On the Path to Health Equity: Improving the Quality of Sickle Cell Disease Care
CMS Health Equity Blog
On the Path to Health Equity: Improving the Quality of Sickle Cell Disease Care
September 22, 2016
By: Cara V. James, Ph.D., Director of the Office of Minority Health at the Centers for Medicare & Medicaid Services
September is National Sickle Cell Disease Awareness Month. In the United States, sickle cell disease is the most common inherited blood disorder, affecting approximately 100,000 people. While sickle cell disease impacts all racial and ethnic groups, a higher proportion of African Americans and Hispanics are diagnosed with the condition than Whites in the United States. Across the life span, patients with sickle cell disease experience frequent and unpredictable pain episodes, numerous hospitalizations, and other serious health problems such as infection, acute chest syndrome and stroke. The most recent data available shows that costs for hospital stays due to sickle cell disease complications were estimated at $488 million. Multiple medical advancements and health care interventions have transformed a once fatal childhood disease into a chronic condition.
The principal aim for CMS is better care, healthier people, and smarter spending. To help achieve this aim, the CMS Office of Minority Health ensures that the voices and needs of minority and underserved populations are present in the development, implementation, and evaluation of CMS programs and services. Through the passage of the Affordable Care Act, patients with sickle cell disease and other pre-existing conditions can no longer be denied insurance coverage and they have coverage for preventive services such as pneumonia and influenza vaccinations at no cost share, which are important for people living with sickle cell disease. Additionally, From Coverage to Care helps empower consumers to understand their coverage and how to access the care they need.
In addition to empowering consumers, the CMS Quality Improvement Organization Program has created Special Innovation Project awards focused on encouraging QIOs to address an array of quality improvement issues including acute pain management for sickle cell patients. CMS recognizes that more is needed to assist sickle cell patients, from accurately identifying their illness to educating emergency department staff on sickle cell disease while addressing the cultural stigmas often associated with the disease. Additionally, CMS released a Decision Memo this year stating that Stem Cell Transplantation for Sickle Cell Disease will be covered by Medicare for beneficiaries with severe, symptomatic sickle cell disease who participate in an approved prospective clinical study. These clinical studies will address whether stem cell transplants improve multiple health outcomes, including overall survival and quality of life among Medicare beneficiaries with sickle cell disease.
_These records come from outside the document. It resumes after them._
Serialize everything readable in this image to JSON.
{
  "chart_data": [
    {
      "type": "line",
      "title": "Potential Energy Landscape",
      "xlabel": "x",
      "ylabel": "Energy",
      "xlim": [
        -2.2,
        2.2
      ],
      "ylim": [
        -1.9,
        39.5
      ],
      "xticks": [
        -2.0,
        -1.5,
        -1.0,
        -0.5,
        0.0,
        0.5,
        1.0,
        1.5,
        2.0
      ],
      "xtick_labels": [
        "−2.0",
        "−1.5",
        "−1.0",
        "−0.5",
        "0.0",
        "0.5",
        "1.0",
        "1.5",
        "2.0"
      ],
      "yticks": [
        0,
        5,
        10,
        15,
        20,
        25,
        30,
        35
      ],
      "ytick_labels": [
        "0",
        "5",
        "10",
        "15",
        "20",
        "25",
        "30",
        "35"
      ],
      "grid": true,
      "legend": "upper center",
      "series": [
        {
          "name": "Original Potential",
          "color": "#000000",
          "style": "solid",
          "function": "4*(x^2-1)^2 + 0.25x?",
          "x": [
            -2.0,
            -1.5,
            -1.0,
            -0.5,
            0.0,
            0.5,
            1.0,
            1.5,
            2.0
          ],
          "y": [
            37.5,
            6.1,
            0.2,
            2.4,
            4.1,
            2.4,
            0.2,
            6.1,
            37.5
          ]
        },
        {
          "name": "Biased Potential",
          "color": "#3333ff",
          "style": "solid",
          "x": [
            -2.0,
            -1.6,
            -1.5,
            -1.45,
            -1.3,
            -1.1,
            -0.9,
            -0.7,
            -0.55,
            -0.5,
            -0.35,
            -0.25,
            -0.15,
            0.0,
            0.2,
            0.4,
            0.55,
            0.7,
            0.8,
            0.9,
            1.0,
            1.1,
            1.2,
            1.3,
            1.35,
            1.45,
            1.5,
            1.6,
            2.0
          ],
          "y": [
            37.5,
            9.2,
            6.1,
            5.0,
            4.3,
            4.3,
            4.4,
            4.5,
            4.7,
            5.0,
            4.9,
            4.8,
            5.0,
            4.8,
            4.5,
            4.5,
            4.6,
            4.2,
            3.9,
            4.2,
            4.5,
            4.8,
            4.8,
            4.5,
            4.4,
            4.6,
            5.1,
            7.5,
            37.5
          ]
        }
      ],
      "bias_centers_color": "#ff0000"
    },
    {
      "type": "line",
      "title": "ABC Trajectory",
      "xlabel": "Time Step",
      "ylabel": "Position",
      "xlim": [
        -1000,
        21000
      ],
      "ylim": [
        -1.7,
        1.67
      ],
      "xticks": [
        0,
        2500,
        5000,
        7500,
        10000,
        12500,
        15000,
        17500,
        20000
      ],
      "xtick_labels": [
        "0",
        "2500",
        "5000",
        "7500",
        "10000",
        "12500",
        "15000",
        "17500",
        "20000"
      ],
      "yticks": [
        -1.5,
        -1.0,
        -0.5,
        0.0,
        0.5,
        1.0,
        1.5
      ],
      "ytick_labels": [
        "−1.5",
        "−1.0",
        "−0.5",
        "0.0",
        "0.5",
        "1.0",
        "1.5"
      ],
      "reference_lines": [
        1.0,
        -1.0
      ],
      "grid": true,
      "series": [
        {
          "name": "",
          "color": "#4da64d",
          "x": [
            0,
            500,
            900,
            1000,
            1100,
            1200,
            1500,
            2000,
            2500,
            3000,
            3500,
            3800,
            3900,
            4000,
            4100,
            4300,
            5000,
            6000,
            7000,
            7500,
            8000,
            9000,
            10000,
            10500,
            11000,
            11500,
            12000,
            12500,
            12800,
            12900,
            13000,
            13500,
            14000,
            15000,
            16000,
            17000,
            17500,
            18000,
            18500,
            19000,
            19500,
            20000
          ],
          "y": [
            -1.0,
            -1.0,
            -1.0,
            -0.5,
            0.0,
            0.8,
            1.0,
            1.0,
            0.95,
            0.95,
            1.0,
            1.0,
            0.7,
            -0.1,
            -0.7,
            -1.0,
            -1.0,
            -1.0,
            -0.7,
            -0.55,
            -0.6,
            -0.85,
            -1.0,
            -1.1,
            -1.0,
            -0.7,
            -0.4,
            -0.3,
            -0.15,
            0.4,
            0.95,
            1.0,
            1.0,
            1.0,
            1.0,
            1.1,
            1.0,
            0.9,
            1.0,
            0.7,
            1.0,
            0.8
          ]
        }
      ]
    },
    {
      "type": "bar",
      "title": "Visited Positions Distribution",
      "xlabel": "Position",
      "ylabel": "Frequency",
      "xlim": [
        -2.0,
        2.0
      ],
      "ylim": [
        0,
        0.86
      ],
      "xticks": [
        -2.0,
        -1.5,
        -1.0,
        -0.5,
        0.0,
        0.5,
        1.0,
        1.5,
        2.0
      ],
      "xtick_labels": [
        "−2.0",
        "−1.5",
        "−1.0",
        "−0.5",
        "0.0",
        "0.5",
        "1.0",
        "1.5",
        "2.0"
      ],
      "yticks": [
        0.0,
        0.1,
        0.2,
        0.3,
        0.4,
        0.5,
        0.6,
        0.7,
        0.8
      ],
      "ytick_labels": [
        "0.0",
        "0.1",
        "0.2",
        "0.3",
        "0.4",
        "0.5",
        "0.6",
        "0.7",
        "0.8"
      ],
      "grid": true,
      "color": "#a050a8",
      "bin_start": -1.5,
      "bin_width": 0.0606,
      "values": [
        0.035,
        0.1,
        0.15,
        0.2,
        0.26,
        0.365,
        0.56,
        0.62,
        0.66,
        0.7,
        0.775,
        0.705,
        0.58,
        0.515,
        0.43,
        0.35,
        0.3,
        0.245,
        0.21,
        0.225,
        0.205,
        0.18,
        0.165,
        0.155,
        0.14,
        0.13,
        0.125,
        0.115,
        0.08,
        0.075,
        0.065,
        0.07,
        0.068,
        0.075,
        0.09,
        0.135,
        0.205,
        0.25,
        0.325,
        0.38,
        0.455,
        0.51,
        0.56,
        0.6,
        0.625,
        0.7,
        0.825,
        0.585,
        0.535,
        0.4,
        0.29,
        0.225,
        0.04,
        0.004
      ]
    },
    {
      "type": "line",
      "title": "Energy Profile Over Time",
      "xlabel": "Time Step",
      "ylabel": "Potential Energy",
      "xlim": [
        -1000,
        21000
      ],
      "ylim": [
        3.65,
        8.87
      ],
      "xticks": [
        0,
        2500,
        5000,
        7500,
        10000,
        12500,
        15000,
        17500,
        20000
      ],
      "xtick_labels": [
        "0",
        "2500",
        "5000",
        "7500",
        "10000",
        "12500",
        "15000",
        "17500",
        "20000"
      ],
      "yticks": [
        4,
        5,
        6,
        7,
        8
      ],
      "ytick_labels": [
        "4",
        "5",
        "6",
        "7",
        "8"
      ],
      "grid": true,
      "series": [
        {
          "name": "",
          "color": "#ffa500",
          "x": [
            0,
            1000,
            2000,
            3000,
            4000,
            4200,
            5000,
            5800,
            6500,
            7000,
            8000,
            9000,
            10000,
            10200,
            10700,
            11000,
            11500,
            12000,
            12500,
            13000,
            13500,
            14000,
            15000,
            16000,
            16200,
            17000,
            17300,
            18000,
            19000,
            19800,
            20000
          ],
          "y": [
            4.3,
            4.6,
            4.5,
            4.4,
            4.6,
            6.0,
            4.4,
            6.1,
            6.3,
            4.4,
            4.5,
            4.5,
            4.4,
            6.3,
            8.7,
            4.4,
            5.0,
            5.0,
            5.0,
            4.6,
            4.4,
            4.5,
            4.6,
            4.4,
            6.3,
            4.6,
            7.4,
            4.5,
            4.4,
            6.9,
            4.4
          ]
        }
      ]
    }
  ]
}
The CMS Office of Minority Health is committed to helping all CMS beneficiaries, including patients with sickle cell disease, achieve their highest level of health, and working towards the elimination of disparities in health care quality and access. To achieve this goal, it will take the support of partners from the federal to the community level to develop and implement innovative projects and activities aimed at improving outcomes for Medicare beneficiaries. We look forward to working with you to improve the quality of care and the quality of life for patients with sickle cell disease.
1 Steiner, CA and JL Miller. Sickle Cell Disease Patients in U.S. Hospitals, 2004. AHRQ Statistical Brief #21. 2006.